ロン・ハワードの最新作である。なのにこれが劇場では見られない。アマゾン配信だけでの公開なのだ。これだけの大作でしかもこんなにも凄い力作。もったいない話だ。これは同じように実話の映画化である彼の『アポロ13』に匹敵する作品だ。(「13シリーズ」というわけではないけど、どちらも「13」という不吉な数字がタイトルに入っている。)
それだけにこれは絶対劇場の大スクリーンで見るべき映画だったと思う。どうしてこういうことになるのか、理解に苦しむ。膨大なお金と労力をつぎ込んで作った映画がこんなふうに消費されるなんて悔しいではないか。洞窟内の暗さや圧迫感は劇場の暗闇でこそ緊張感をもって伝わるはず。しかも2時間半の大作だから映画館のふかふかの椅子に身を潜ませて見たかった。残念でならない。
冒頭の少年たちのサッカーのシーンから洞窟に遊びに行くまでのほのぼのとした描写から一転して、一気に本題へと突入する。タイで2018年に起きた事件の映画化。12人の少年たちと彼らのコーチの計13人が大雨のため洞窟の中に閉じ込められてしまう。いかにして彼らを救出するのかが描かれる。実話だから事の顛末はすでに知っているはずなのに、見ていてドキドキが止まらない。次から次へと難題が押し寄せ、救助は進まない。世界中からたくさんの人たちが救出のために訪れる。英国から来た2人のダイバーが主人公になり、彼らを中心とした救助活動がドキュメンタリータッチで描かれていく。

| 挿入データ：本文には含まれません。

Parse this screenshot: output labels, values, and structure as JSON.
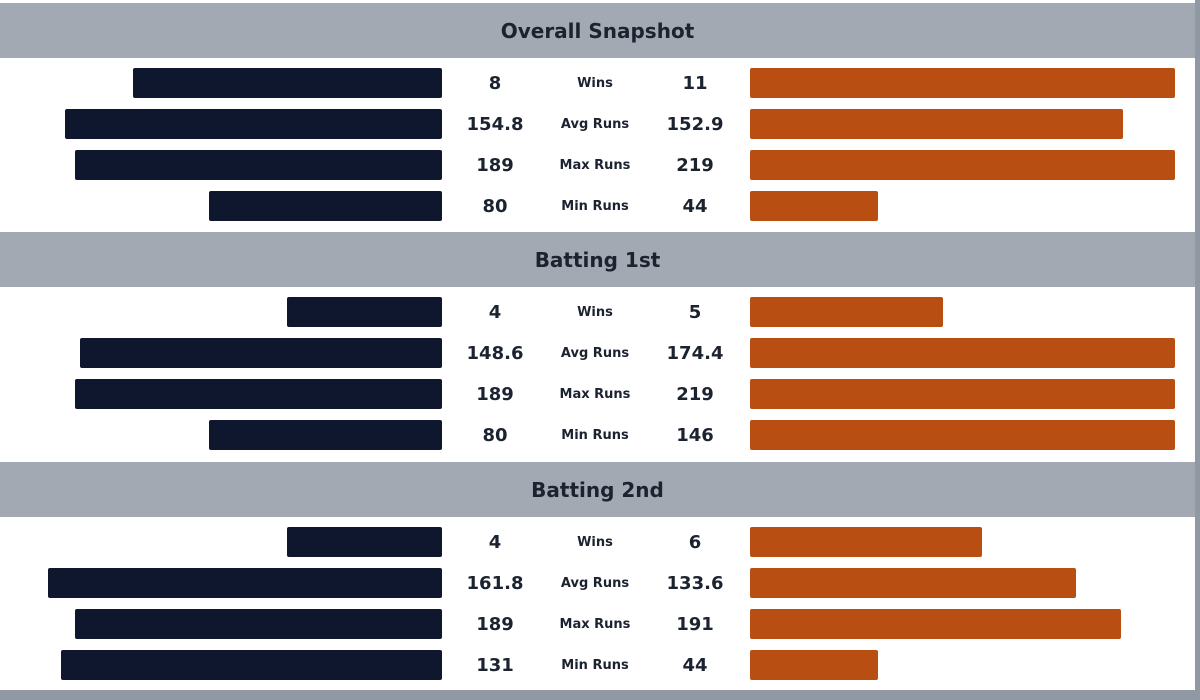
{
  "colors": {
    "team_left": "#0f172e",
    "team_right": "#b84e11",
    "header_bg": "#a2a9b2"
  },
  "chart_data": {
    "type": "bar",
    "orientation": "horizontal-butterfly",
    "sections": [
      {
        "title": "Overall Snapshot",
        "rows": [
          {
            "label": "Wins",
            "left": "8",
            "right": "11"
          },
          {
            "label": "Avg Runs",
            "left": "154.8",
            "right": "152.9"
          },
          {
            "label": "Max Runs",
            "left": "189",
            "right": "219"
          },
          {
            "label": "Min Runs",
            "left": "80",
            "right": "44"
          }
        ]
      },
      {
        "title": "Batting 1st",
        "rows": [
          {
            "label": "Wins",
            "left": "4",
            "right": "5"
          },
          {
            "label": "Avg Runs",
            "left": "148.6",
            "right": "174.4"
          },
          {
            "label": "Max Runs",
            "left": "189",
            "right": "219"
          },
          {
            "label": "Min Runs",
            "left": "80",
            "right": "146"
          }
        ]
      },
      {
        "title": "Batting 2nd",
        "rows": [
          {
            "label": "Wins",
            "left": "4",
            "right": "6"
          },
          {
            "label": "Avg Runs",
            "left": "161.8",
            "right": "133.6"
          },
          {
            "label": "Max Runs",
            "left": "189",
            "right": "191"
          },
          {
            "label": "Min Runs",
            "left": "131",
            "right": "44"
          }
        ]
      }
    ]
  }
}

よくぞまぁ、こんな困難な映画を作れたものだと驚く。事件現場を再現するだけでも大変だっただろうが、それを映画として撮影し、まるで事件の現場に居合わせたようなリアリティで見せきる。よくあるハリウッド映画のような大げさな感動を誘うヒューマン映画とは一味も二味も違う映画だ。ロン・ハワード監督はあえて感動的なドラマを作ろうとはしない。徹底してドキュメンタリーの姿勢を貫くことで臨場感を伝える。この事実の記録の映像化に徹する。それをドキュメンタリーでは不可能なリアルさで見せる。圧倒的なビジュアルはハリウッドお得意の特撮技術によるものではなく、役者たちが実際に体を張って見せるのだ。素晴らしい映画だ。そしてここには映画ならではのとんでもない体験が待っている。